The larger-scored of the works – Prokofiev’s feverishly sweet Violin Concerto No 2 and Schubert’s crystalline Fifth Symphony – are hardly symbols of orchestral brute force. Instead, Prokofiev’s concerto, played here by the characterful Dutch-born violinist Rosanne Philippens, pits a zestful protagonist against a mutable kaleidoscopic spray of orchestral colour, its spiced delicacies only marginally threatened by the irksome persistence of the bass drum. Schubert’s Fifth looks back to Beethoven and Mozart, lithe and cheery, softened by the composer’s instinctive lyrical genius.
The young Austro-Spanish conductor Teresa Riveiro Böhm was in many ways a refreshing presence on the rostrum. A few years ago she spent time at the Royal Conservatoire of Scotland on a Leverhulme Conducting Fellowship that included mentorship via the BBC SSO, and has recently been appointed associate conductor at Welsh National Opera. On this latest evidence she was a visibly safe pair of hands, clear and precise with a decisive spring in her step.
That certainly helped energise the Prokofiev, which was rhythmically catching and where conductor and soloist shared a mutual spark. Philippens was the prominent driving force, her fiery outer movements dancing to the music’s sardonic pleasures, contrasted in turn by the bittersweet tensions of the central Andante. Böhm’s handling of the orchestral balance wasn’t always as acute as it could have been, some of the most sensitive delights lost to what seemed a textural free-for-all. Philippens endorsed her dazzling persona with a Romanian folk-inspired encore by Enescu.

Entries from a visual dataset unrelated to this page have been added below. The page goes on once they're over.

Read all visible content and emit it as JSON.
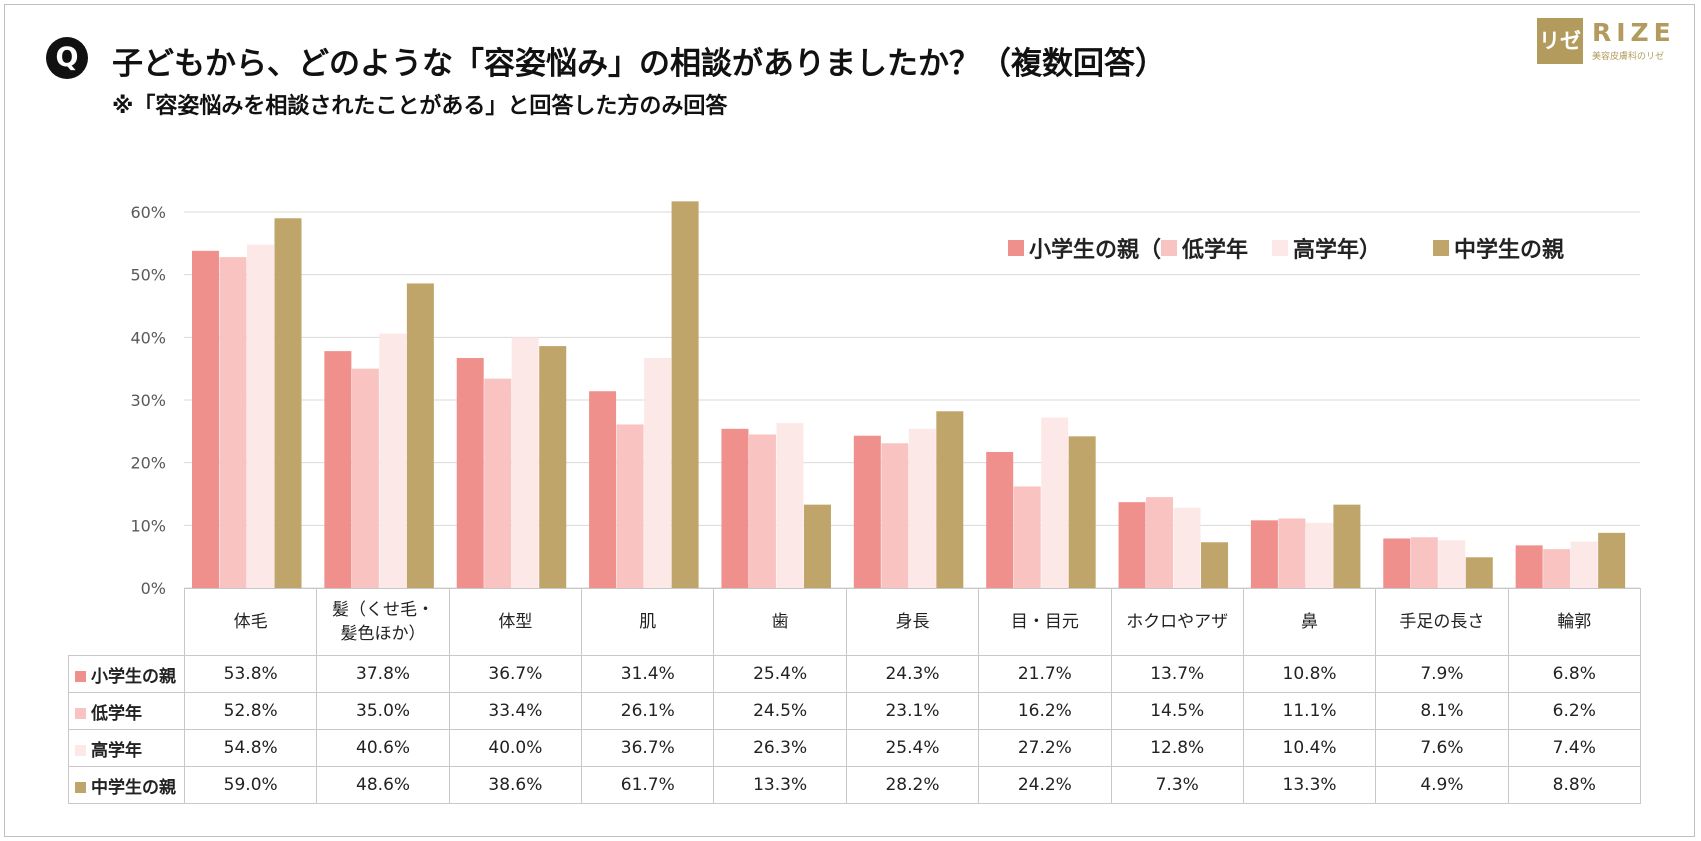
{
  "header": {
    "q_badge": "Q",
    "title": "子どもから、どのような「容姿悩み」の相談がありましたか？（複数回答）",
    "subtitle": "※「容姿悩みを相談されたことがある」と回答した方のみ回答"
  },
  "logo": {
    "mark": "リゼ",
    "word": "RIZE",
    "tagline": "美容皮膚科のリゼ"
  },
  "legend": {
    "elementary_open": "小学生の親（",
    "lower": "低学年",
    "upper_close": "高学年）",
    "junior_high": "中学生の親"
  },
  "chart_data": {
    "type": "bar",
    "ylim": [
      0,
      60
    ],
    "yticks": [
      "0%",
      "10%",
      "20%",
      "30%",
      "40%",
      "50%",
      "60%"
    ],
    "grid": true,
    "legend_position": "top-right",
    "categories": [
      "体毛",
      "髪（くせ毛・髪色ほか）",
      "体型",
      "肌",
      "歯",
      "身長",
      "目・目元",
      "ホクロやアザ",
      "鼻",
      "手足の長さ",
      "輪郭"
    ],
    "series": [
      {
        "name": "小学生の親",
        "color": "#f0908c",
        "values": [
          53.8,
          37.8,
          36.7,
          31.4,
          25.4,
          24.3,
          21.7,
          13.7,
          10.8,
          7.9,
          6.8
        ]
      },
      {
        "name": "低学年",
        "color": "#f8c3c1",
        "values": [
          52.8,
          35.0,
          33.4,
          26.1,
          24.5,
          23.1,
          16.2,
          14.5,
          11.1,
          8.1,
          6.2
        ]
      },
      {
        "name": "高学年",
        "color": "#fde8e8",
        "values": [
          54.8,
          40.6,
          40.0,
          36.7,
          26.3,
          25.4,
          27.2,
          12.8,
          10.4,
          7.6,
          7.4
        ]
      },
      {
        "name": "中学生の親",
        "color": "#bfa56a",
        "values": [
          59.0,
          48.6,
          38.6,
          61.7,
          13.3,
          28.2,
          24.2,
          7.3,
          13.3,
          4.9,
          8.8
        ]
      }
    ]
  },
  "table": {
    "header_lines": [
      [
        "体毛"
      ],
      [
        "髪（くせ毛・",
        "髪色ほか）"
      ],
      [
        "体型"
      ],
      [
        "肌"
      ],
      [
        "歯"
      ],
      [
        "身長"
      ],
      [
        "目・目元"
      ],
      [
        "ホクロやアザ"
      ],
      [
        "鼻"
      ],
      [
        "手足の長さ"
      ],
      [
        "輪郭"
      ]
    ],
    "rows": [
      {
        "label": "小学生の親",
        "color": "#f0908c",
        "cells": [
          "53.8%",
          "37.8%",
          "36.7%",
          "31.4%",
          "25.4%",
          "24.3%",
          "21.7%",
          "13.7%",
          "10.8%",
          "7.9%",
          "6.8%"
        ]
      },
      {
        "label": "低学年",
        "color": "#f8c3c1",
        "cells": [
          "52.8%",
          "35.0%",
          "33.4%",
          "26.1%",
          "24.5%",
          "23.1%",
          "16.2%",
          "14.5%",
          "11.1%",
          "8.1%",
          "6.2%"
        ]
      },
      {
        "label": "高学年",
        "color": "#fde8e8",
        "cells": [
          "54.8%",
          "40.6%",
          "40.0%",
          "36.7%",
          "26.3%",
          "25.4%",
          "27.2%",
          "12.8%",
          "10.4%",
          "7.6%",
          "7.4%"
        ]
      },
      {
        "label": "中学生の親",
        "color": "#bfa56a",
        "cells": [
          "59.0%",
          "48.6%",
          "38.6%",
          "61.7%",
          "13.3%",
          "28.2%",
          "24.2%",
          "7.3%",
          "13.3%",
          "4.9%",
          "8.8%"
        ]
      }
    ]
  }
}
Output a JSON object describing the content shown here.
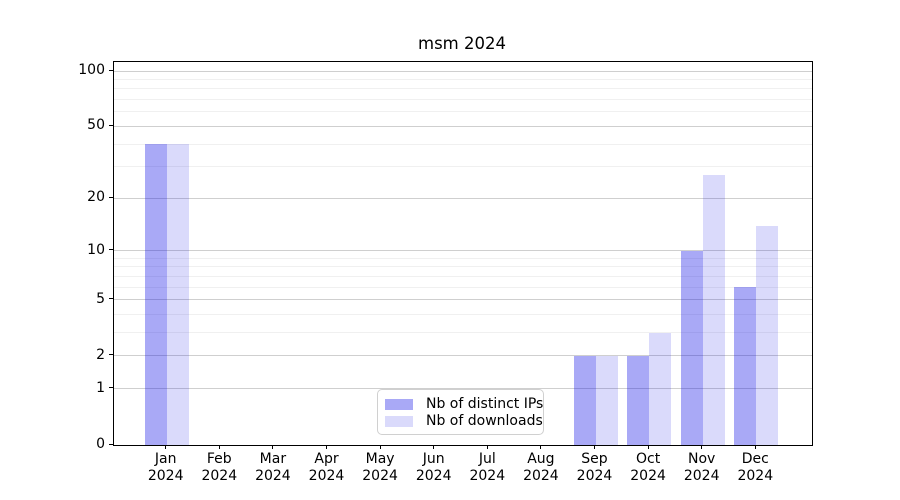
{
  "title": "msm 2024",
  "chart_data": {
    "type": "bar",
    "title": "msm 2024",
    "categories": [
      "Jan",
      "Feb",
      "Mar",
      "Apr",
      "May",
      "Jun",
      "Jul",
      "Aug",
      "Sep",
      "Oct",
      "Nov",
      "Dec"
    ],
    "x_year_label": "2024",
    "series": [
      {
        "name": "Nb of distinct IPs",
        "color": "rgba(10,10,230,0.35)",
        "values": [
          40,
          0,
          0,
          0,
          0,
          0,
          0,
          0,
          2,
          2,
          10,
          6
        ]
      },
      {
        "name": "Nb of downloads",
        "color": "rgba(10,10,230,0.15)",
        "values": [
          40,
          0,
          0,
          0,
          0,
          0,
          0,
          0,
          2,
          3,
          27,
          14
        ]
      }
    ],
    "y_axis": {
      "scale": "log1p",
      "ticks": [
        0,
        1,
        2,
        5,
        10,
        20,
        50,
        100
      ],
      "minor_ticks": [
        3,
        4,
        6,
        7,
        8,
        9,
        30,
        40,
        60,
        70,
        80,
        90
      ],
      "range": [
        0,
        112
      ]
    },
    "grid": true,
    "legend_position": "lower center"
  },
  "colors": {
    "grid_major": "#cfcfcf",
    "grid_minor": "#f0f0f0",
    "axis": "#000000",
    "background": "#ffffff"
  }
}
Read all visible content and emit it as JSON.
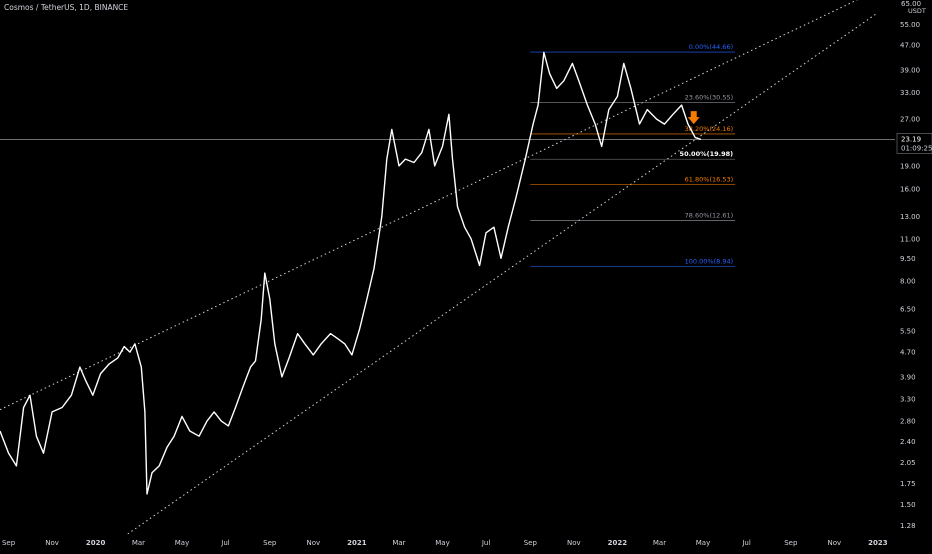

Böhm’s Schubert did her far greater justice. Elegance and crispness underpinned her vision, as well as a far greater control of motivic interaction as the directional force. The slow movement may have underplayed Schubert’s prescribed “con moto”, but there was ample poetic soul in the lingering, lyrical lines to give it meaning and bearing. It was the expressive heart of a performance whose opening and closing Allegros harnessed natural, life-giving energy, and whose Menuetto was as naturally breezy as it was tightly disciplined.
Both works alternated with refreshing curiosities by female composers. The opener was by Bacewicz, her Divertimento for string orchestra, written four years before her death in 1965. Its combination of beguiling modernism, as influenced by fellow Polish composer Krzysztof Penderecki, with the pragmatic austerity of, say, Bartok or Hindemith, had clearly reached a point of magical synthesis by this stage in her life. The SSO strings captured that well in an incisive performance, clinically assertive in the outer movements, conjuring up an air of unworldly suspension in the central Adagio.
The Schubert was prefaced by the UK premiere of Lera Auerbach’s Eterniday (a linguistic elision of “eternity” and day”), which the American composer wrote in 2010 in response to the loss of her sketches the previous year in a fire at her New York studio. Formatted like a Baroque concert grosso, the central solo quintet vying with the larger surrounding ripieno, it represents, according to the composer, “something everlasting and fragile, yet blended together into one”.
Sure enough, the sound world is outwardly translucent with a heated density countering its natural inclination to float away into the ether. There’s drama in the series of fearsome, coruscating crescendos, abruptly shut off as they reach deafening point to reveal awesome punctuating silences. The impact of a glistening celeste diametrically opposed to the menacing cipher of the bass drum adds a signature surprise.
Like everything else on Friday, it was of a scale that blossomed in this compact venue.